I tried the ungraded exercises and implemented ReLU (as well as Leaky ReLU) as the activation function for the hidden layer. On this assignment, it turned out that ReLU performed far worse than with tanh.

I did a quick Google search and it seems ReLU is recommended over tanh and sigmoid for simple neural networks for computational efficiency.

Did anyone try and what is your observation? Is ReLU supposed to be inferior to tanh in this particular case?

Thank you!

You should be able to get pretty decent performance from ReLU on this exercise, but you may need to fiddle with the learning rate and number of iterations. It also doesn’t do so well with small numbers of neurons in the hidden layer. I was able to get 81% accuracy with n_h = 40, \alpha = 0.6 and 12k iterations.

One important thing to check is that you did the complete and correct implementation: note that you need to change more than just forward propagation, right? The derivative of the activation functions is part of back propagation, so that needs to change as well.


I guess we should modify the function and also g[1]’(Z[1]) , but how can we implement its derivation on dZ[1] ?
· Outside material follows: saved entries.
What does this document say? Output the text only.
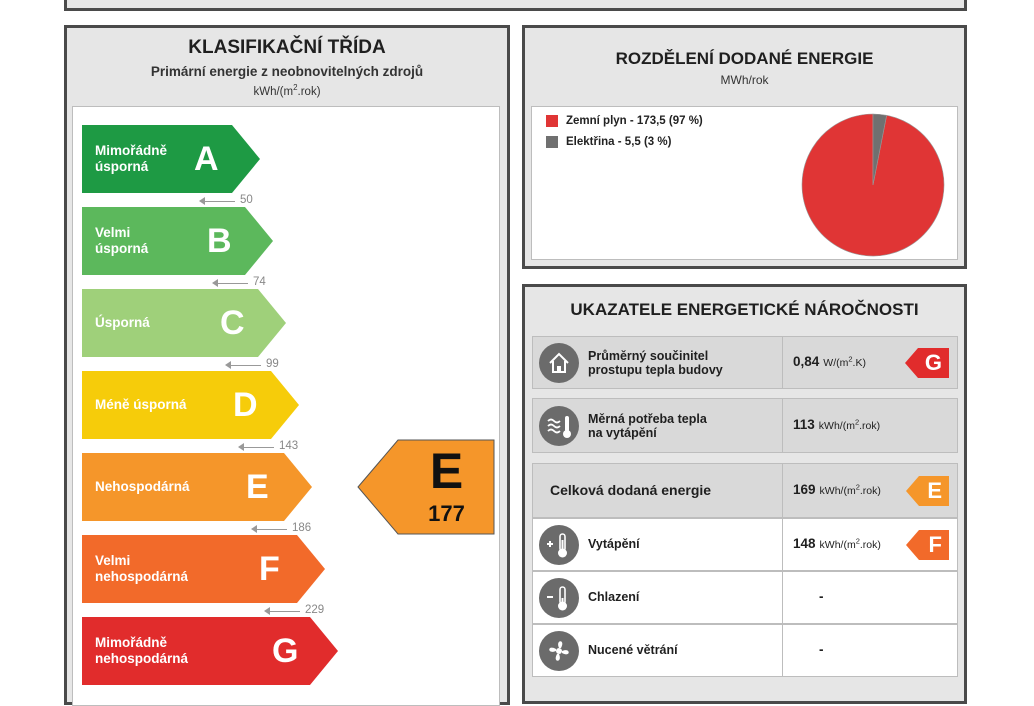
KLASIFIKAČNÍ TŘÍDA
Primární energie z neobnovitelných zdrojů
kWh/$(m^2.rok)$
Mimořádně
úsporná	A
Velmi
úsporná B
Úsporná C
Méně úsporná D
Nehospodárná E
Velmi
nehospodárná F
Mimořádně
nehospodárná G
50
74
99
143
186
229
E
177
ROZDĚLENÍ DODANÉ ENERGIE
MWh/rok
Zemní plyn - 173,5 (97 %)
Elektřina - 5,5 (3 %)
UKAZATELE ENERGETICKÉ NÁROČNOSTI
Průměrný součinitel
prostupu tepla budovy
0,84 $W/(m^2.K)$	G
Měrná potřeba tepla
na vytápění
113 kWh/$(m^2.rok)$
Celková dodaná energie	169 kWh/$(m^2.rok)$ E
Vytápění	148 kWh/$(m^2.rok)$ F
Chlazení	-
Nucené větrání	-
Well, what is the formula for dZ^{[1]}?

dZ^{[1]} = \left ( W^{[2]T} \cdot dZ^{[2]} \right ) * g^{[1]'}(Z^{[1]})

So (as you say), you need the formula for the derivative of ReLU. You have this:

g(Z) = max(0, Z)

Which means Z if Z >= 0 and 0 if Z < 0. So what would the derivative of that look like? It would be 0 if Z < 0 and 1 if Z >= 0, right? I can write that in one easy line of python and numpy.